It’s not loud. It’s not even especially angry. But there’s a venom there that she doesn’t recognise, that she wants to claim has no part of her. The second the words escape her she recoils from them, hands lifting in a futile gesture like maybe she can grab them back. Maybe she can erase them.

The fire flares high for an instant, throwing shadow across Luke’s face. And then it returns to normal, and he is still old, still sad, still a Jedi.

“It’s the only one I have. It’s the thing my father forgot, that Ben has convinced himself no longer applies. It doesn’t matter how deep into the darkness you walk, Rey. You can always choose to come back.”

* * *

There is a darkness in Rey, and it belongs to her.

There is a darkness in Rey, and it does not.

 _I wish you weren’t here_ , she tells it, staring up at the stars.

Somewhere in a room lit with artificial glare, Kylo Ren gazes out a viewport. _Your pain comes from uncertainty. I can give you clarity_.

She considers that, and wishes she didn’t.

_I don’t think you can._

She isn’t sure.

* * *

There is a light in Rey, and it belongs to her.

There is a light in Rey, and it belongs to someone else as well.

Finn stirs in his medpod for the first time in days. She wants to reach in and take his hand, but there’s a wall of glass between them. She presses her palm to it instead.

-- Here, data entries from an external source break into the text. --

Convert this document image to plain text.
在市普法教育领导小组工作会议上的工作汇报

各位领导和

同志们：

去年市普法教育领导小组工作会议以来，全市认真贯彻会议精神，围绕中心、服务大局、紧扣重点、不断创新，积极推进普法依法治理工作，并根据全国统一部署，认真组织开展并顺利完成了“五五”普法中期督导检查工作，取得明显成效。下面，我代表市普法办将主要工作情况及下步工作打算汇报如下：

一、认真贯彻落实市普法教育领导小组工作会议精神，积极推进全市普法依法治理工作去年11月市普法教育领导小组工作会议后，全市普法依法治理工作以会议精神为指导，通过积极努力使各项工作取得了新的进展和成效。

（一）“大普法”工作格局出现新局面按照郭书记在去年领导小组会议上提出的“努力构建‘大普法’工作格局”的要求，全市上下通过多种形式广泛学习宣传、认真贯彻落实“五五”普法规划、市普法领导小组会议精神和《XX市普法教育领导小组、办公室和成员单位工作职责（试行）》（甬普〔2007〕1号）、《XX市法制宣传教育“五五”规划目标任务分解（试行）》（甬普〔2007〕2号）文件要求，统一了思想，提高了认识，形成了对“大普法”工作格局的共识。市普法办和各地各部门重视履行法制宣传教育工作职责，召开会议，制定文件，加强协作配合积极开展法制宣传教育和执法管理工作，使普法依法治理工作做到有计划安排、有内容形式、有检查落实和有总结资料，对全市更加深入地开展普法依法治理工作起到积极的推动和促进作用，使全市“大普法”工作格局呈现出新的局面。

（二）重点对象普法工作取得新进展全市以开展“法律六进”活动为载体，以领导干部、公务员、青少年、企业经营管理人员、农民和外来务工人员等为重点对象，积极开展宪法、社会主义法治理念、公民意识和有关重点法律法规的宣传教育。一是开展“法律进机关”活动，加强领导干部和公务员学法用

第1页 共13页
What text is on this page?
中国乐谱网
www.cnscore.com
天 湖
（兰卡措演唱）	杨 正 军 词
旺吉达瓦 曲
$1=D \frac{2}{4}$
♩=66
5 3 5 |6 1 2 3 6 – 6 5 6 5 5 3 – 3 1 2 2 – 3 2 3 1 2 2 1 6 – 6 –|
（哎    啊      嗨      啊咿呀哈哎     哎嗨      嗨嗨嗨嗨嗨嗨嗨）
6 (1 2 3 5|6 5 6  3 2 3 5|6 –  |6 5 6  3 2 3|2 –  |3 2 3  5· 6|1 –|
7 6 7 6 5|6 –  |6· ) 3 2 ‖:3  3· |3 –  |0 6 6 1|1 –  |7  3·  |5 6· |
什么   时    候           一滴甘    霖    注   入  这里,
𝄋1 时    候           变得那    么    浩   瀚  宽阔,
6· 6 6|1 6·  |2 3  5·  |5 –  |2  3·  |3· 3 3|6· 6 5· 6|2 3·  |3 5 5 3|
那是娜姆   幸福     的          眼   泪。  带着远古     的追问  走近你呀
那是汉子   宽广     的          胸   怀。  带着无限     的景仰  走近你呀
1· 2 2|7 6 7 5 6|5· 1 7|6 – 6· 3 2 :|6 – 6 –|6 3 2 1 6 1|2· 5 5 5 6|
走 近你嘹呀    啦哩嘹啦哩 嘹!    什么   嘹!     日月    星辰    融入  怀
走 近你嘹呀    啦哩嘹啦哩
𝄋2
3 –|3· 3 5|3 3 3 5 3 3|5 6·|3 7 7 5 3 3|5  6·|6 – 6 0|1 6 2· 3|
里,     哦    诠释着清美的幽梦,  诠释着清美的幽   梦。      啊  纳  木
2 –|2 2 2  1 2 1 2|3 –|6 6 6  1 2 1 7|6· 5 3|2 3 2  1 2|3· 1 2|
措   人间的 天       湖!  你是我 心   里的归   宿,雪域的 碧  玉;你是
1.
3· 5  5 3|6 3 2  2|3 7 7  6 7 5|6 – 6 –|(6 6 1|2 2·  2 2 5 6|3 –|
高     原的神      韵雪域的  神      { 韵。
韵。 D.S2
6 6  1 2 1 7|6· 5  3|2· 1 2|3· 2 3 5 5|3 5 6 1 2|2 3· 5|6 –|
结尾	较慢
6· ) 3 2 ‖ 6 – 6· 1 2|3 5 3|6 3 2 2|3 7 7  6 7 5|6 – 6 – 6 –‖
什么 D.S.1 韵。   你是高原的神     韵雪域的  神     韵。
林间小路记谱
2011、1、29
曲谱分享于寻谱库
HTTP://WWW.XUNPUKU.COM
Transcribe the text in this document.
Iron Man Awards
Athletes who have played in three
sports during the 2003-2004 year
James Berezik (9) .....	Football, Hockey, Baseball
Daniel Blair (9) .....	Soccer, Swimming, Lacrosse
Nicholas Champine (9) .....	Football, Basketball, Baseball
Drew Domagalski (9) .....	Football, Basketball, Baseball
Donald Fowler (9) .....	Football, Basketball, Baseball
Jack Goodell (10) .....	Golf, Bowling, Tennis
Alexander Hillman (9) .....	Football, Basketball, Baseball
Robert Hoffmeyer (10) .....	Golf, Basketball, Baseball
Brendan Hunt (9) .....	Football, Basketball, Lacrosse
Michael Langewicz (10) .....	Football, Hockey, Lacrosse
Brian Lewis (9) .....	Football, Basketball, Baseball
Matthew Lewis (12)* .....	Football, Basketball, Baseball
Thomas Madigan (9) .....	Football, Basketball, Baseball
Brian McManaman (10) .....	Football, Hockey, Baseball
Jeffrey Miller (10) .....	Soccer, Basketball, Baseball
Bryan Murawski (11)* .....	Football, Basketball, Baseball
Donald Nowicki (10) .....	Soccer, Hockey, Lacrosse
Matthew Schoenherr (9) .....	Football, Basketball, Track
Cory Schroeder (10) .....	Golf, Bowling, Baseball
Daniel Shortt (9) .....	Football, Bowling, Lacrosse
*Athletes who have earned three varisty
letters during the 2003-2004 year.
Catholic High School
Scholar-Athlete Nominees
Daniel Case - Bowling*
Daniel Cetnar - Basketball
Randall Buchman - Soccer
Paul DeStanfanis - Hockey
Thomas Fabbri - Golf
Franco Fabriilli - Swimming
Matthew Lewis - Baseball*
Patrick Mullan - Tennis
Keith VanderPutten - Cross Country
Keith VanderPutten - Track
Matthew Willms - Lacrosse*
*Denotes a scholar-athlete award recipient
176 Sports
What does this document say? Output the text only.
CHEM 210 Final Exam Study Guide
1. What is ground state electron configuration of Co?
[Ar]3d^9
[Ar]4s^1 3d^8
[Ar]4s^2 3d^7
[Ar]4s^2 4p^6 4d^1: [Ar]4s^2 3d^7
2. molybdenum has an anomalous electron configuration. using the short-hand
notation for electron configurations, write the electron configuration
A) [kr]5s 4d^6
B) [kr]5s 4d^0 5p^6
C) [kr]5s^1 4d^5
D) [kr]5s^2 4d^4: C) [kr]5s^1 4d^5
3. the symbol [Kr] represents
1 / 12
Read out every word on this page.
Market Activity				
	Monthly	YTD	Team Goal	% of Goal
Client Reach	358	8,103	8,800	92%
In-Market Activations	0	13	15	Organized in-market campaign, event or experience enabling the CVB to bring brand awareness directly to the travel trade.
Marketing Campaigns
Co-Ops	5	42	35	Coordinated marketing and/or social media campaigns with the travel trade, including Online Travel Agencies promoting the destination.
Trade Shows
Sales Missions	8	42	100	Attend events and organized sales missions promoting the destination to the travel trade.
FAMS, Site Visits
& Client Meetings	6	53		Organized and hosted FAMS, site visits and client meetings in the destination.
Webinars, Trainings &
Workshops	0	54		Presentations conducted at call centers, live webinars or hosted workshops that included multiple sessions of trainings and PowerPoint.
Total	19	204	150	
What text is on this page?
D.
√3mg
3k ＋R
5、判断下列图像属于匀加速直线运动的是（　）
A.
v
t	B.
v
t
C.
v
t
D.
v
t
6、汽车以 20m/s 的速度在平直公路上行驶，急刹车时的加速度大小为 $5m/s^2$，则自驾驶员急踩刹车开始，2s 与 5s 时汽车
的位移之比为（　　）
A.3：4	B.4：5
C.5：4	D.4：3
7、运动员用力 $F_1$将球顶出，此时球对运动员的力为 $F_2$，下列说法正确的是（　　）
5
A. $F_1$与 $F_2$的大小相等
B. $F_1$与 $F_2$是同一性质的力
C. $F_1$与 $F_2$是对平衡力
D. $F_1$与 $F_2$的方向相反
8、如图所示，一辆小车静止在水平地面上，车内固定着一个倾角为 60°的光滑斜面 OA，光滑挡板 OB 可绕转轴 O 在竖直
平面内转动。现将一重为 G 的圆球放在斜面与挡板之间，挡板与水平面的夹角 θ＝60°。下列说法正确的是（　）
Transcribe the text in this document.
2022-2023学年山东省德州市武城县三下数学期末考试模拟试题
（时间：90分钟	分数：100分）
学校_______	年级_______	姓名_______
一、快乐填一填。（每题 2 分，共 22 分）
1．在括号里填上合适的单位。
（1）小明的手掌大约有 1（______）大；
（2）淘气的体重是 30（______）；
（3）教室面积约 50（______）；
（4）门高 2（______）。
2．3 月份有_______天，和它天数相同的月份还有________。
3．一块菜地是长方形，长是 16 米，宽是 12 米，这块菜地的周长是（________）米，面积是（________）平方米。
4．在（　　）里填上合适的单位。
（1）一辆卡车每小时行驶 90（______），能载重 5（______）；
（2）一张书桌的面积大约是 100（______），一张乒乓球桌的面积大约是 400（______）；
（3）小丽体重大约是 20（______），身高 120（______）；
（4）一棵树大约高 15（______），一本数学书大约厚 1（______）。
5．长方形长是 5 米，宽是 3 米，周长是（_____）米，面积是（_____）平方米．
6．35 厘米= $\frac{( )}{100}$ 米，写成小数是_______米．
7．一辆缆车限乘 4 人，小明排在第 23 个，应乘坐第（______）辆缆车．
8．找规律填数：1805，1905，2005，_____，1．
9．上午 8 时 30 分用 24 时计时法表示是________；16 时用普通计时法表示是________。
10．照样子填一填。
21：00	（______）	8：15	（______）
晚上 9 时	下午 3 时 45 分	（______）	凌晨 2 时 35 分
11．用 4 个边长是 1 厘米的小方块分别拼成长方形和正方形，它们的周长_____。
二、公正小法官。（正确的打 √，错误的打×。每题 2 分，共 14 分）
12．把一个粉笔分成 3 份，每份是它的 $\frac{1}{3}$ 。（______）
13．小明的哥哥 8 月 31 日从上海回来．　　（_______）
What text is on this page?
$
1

“Hey,” she whispers. “Welcome back.”

A smile breaks over his face like the sun rising. “Hey,” he croaks. “You’re here.”

“Wouldn’t be anywhere else.”

She isn’t sure.

* * *

_How am I going to get through this darkness, without making it a part of myself?_

Rey sits in the captain’s chair of the _Millennium Falcon,_ feeling the weight of what is missing, the promise of what might come.

“I don’t know,” she admits, and makes the leap into hyperdrive.


End file.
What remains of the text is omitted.